Here is one SpecAugment application I used with Coqui STT (Deepspeech architecture) in the past (values based on the technical paper by @Francis_Tyers & Josh Meyer here ):

And here is how to use the (limited) SpecAugment support in OpenAI Whisper (my code and results are not yet ready & public):

In my experiments, I did not see any recognizable results with Whisper’s SpecAugment, but in one experiment I did with v13 or v14, I used the musan library (on the whole train & dev splits, which resulted in ~600 GB uncompressed data on disk) and dropped WER from 8.x to 5.x (I don’t remember exactly but it was more than I expected, I have them in backups), but it took more than twice as much time to train and I did not try that again. I think I need to “control” my dataset much better by moderating it (e.g. getting out bad data, like wrong recordings that passed, very bad cracks etc). I think this will help more than augmentation.
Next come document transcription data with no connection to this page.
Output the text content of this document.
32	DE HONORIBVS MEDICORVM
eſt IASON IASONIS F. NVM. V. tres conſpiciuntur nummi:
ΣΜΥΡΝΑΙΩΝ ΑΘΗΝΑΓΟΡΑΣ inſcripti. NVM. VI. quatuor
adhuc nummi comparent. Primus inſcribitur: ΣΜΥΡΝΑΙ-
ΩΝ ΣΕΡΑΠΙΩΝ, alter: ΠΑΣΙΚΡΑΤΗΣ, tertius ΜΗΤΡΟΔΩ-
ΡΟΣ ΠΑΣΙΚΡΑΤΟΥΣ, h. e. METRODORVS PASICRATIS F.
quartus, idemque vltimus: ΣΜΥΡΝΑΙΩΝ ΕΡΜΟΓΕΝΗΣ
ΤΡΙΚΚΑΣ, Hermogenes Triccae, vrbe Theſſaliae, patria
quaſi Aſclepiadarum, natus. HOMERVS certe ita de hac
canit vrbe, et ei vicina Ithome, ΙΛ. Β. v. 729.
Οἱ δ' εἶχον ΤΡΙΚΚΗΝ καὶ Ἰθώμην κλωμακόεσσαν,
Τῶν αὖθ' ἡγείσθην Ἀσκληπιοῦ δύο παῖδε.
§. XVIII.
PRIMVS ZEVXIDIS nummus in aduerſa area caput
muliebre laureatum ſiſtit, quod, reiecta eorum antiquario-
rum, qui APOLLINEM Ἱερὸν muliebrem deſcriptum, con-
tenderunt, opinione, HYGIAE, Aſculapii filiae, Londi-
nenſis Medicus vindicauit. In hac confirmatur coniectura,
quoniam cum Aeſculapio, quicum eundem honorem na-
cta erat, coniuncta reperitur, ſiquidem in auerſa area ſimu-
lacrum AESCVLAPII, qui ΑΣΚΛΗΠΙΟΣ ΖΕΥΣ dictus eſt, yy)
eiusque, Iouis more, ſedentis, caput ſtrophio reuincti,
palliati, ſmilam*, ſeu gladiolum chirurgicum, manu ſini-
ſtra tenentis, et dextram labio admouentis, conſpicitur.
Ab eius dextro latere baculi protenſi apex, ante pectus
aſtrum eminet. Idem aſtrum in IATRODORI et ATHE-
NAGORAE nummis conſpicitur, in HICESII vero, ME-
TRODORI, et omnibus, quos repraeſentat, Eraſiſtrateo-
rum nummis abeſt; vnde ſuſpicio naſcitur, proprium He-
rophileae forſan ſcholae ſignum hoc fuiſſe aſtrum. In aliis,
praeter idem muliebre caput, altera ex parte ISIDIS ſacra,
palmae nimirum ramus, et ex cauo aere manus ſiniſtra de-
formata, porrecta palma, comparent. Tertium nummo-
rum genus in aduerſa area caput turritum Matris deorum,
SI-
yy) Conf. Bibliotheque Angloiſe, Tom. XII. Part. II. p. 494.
After that, I can use the method.

To say something more general, one needs to run it on multiple languages/datasets with several settings, methods, etc, but it takes quite a lot of time. I’ll check some papers if somebody did that. It is on my summer to-do list thou…

About your first question (TTS usage): I think it is not a good idea, there are some limited free voices out there, and that’s it, I wouldn’t bother… Actually what OpenAI did with Whisper was similar (“borrowed” audio from YouTube videos), they called it “weekly supervised”, an invented semi-supervised technique, further extended with another invented “pseudo-labeled” data, and that’s why the models get stuck at some point. Here are some of my views about these: 1, 2

I even have an English sentence, very low voice/whispered ones (validated and recorded), which are in my test set - pufff.

Edit-1: Some additional notes / findings (also for me to read in detail):

  • You can change the speed of speech. What if the person is already speaking very rapidly? Maybe a more intelligent idea will be to only speed up if the char-speed is already low, or vice versa.
  • Here is a paper on using augmentation for L1/L2 speaker bias, it seems to help.
  • Here are some results on some models on LibriSpeech data (which is clean).
  • Here is a paper, more like meta-analysis. As it states in the abstract, augmentation also increases the robustness of the model.

Edit-2: Another note:

  • We know the problem which could be caused by using many recordings from individual voices. In most cases they will be similar in accent, speed, intonations etc. If you apply augmentation for the train & dev set, these voices will change in these respects, resulting in more “different sounding” voices. So, if we are capping to N recs/voice, we can increase this threshold, with peace in mind.

To add to @bozden’s excellent summary - my opinion here is that Common Voice should remain the authoritative “clean” dataset which can be augmented. That is, it should not contain augments itself.

There are some open research questions here:

  • Do particular data augmentation strategies (e.g. pitch, prosody) affect accuracy for some voices more than others? For example, female-identifying people tend to speak at a different pitch to male-identifying people. We don’t know whether, for example, data augmentation works differently for various accents of speech - although I’d love to find out!

  • Does data augmentation help for particular phonemes which may be poorly recognised? For example, Common Voice is not controlled with respect to phonetic distribution - that is, the frequency distribution of phonemes may not match natural speech. Might data augmentation help with phonetic distribution or phonetic recognition? I’m not aware of research in this space.

  • A growing area of research is augmenting speech recognition with named entities (the names of people, products and places) which in Common Voice, don’t match the target deployment environment. For example, using a Common Voice-trained model for a Fast Food Restaurant may not work, because there are not a lot of sentences like “could I please have an AwesomeBurger with SaltyFries and a ChokkoShake?” in Common Voice (in this example, AwesomeBurger, SaltyFries and ChokkoShake are (fictional) named entities of items at a fast food restaurant).

But no, the Common Voice dataset itself should not be augmented.


@bozden @kathyreid Thank you both for your answers :pray:. I have better picture of the topic now.